Archive for the 'Danny Caruso' Category

[Written in the spring of 2008, when my son Danny was 12 years old.]

Though somewhat chilly, yesterday was a beautiful Sunday morning in Boulder. I was standing on the tee box of hole #3 at BCC’s Fowler Course.  As I clutched my sand wedge, I watched as the golf ball travel through the air. It bounced just in front of the green, hopped onto it and began to roll.  It was clear immediately that it was heading toward the hole. Good pace Right line. Could it be?  I didn’t utter a word.  Neither did my playing partner, who was also standing on the tee box with a club in his hand.  I’m sure he also noticed the promising line and pace.

A slight slope from left to right stood between the ball and the pin. We watched the ball follow this slope and steer itself at the cup. Click.  We heard the ball hit the stick gently and drop into the hole. Hole-in-One. We jumped up, yelled, high-fived and even hugged one another.

The ball is sitting in my golf ball collection in my home office. It sits right next to my three eagles, including the 165 yard 5 Iron I sunk at Black Wolf Run to win $50 from my friend Lynn Refer in 1995. I decorated yesterday’s ball with a blue marker; it reads “April 29, 2008. Danny Caruso. Hole 3 at BCC. 85 Yards. 6 Iron.”

I’ve long wondered what it would feel like to get a hole in one.  I am still wondering.  As I said, I had a sand wedge in my hand.  Yet I wrote 6 Iron on the ball.   The 6-Iron belonged to my  playing partner—my son Danny Caruso–and when his ball fell into the hole, I was every bit as excited as if it was my hole-in-one.

Congratulations D-Boy. I hope some day, when I get a hole-in-one, you are standing on the tee box with me.

Post-amble: One Hole Later

Now I’m standing on the 4th tee box, a 175 yard par 3. My shot was not bad, just to the right of the green.  One hole after his hole-in-one, Danny readies his 3-wood and swings away.

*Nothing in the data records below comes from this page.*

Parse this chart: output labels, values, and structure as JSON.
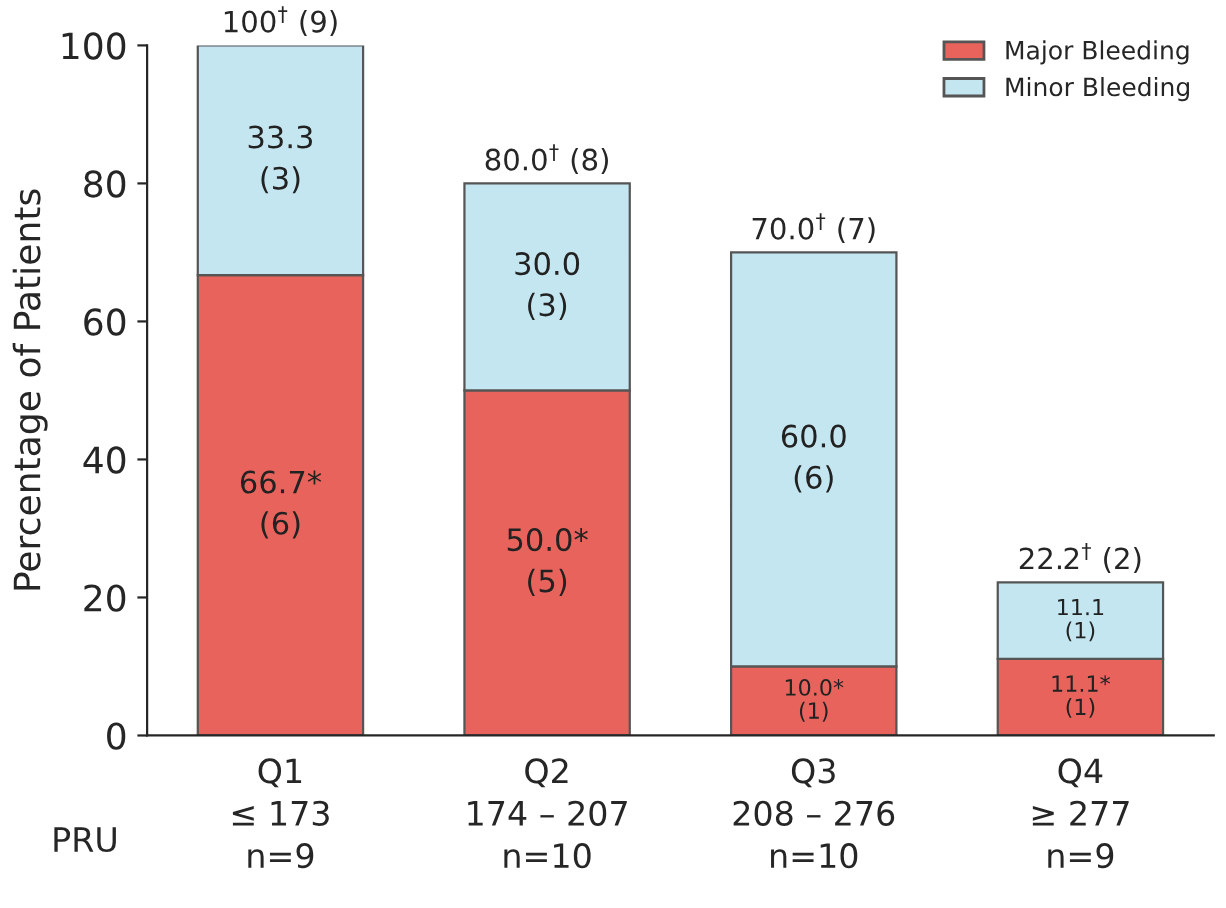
{
  "chart_data": {
    "type": "bar",
    "stacked": true,
    "ylabel": "Percentage of Patients",
    "categories": [
      "Q1\n≤ 173\nn=9",
      "Q2\n174 – 207\nn=10",
      "Q3\n208 – 276\nn=10",
      "Q4\n≥ 277\nn=9"
    ],
    "series": [
      {
        "name": "Major Bleeding",
        "color": "#e8635c",
        "values": [
          66.7,
          50.0,
          10.0,
          11.1
        ],
        "value_labels": [
          "66.7*\n(6)",
          "50.0*\n(5)",
          "10.0*\n(1)",
          "11.1*\n(1)"
        ]
      },
      {
        "name": "Minor Bleeding",
        "color": "#c4e6f1",
        "values": [
          33.3,
          30.0,
          60.0,
          11.1
        ],
        "value_labels": [
          "33.3\n(3)",
          "30.0\n(3)",
          "60.0\n(6)",
          "11.1\n(1)"
        ]
      }
    ],
    "totals": [
      "100$^{†}$ (9)",
      "80.0$^{†}$ (8)",
      "70.0$^{†}$ (7)",
      "22.2$^{†}$ (2)"
    ],
    "annotations": [
      "PRU"
    ],
    "ylim": [
      0,
      100
    ],
    "yticks": [
      0,
      20,
      40,
      60,
      80,
      100
    ],
    "grid": false,
    "legend": "top right"
  }
}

It is a nice shot but heading toward a tree’s outstretched branches, which stretch over the left side of fairway. Leaves have not yet blossomed so there is mostly air where his ball is headed. If he gets through cleanly, he will be in the fairway just about 15 yards from the green.

Instead, it squarely hits a branch and ricochets hard left into the deep rough.

Oh how the world looks to a kid on the eve of being a teenager. The prior hole’s improbable eagle was long forgotten. With disdain in his voice, he reacts to the bad bounce: “I never get a break.”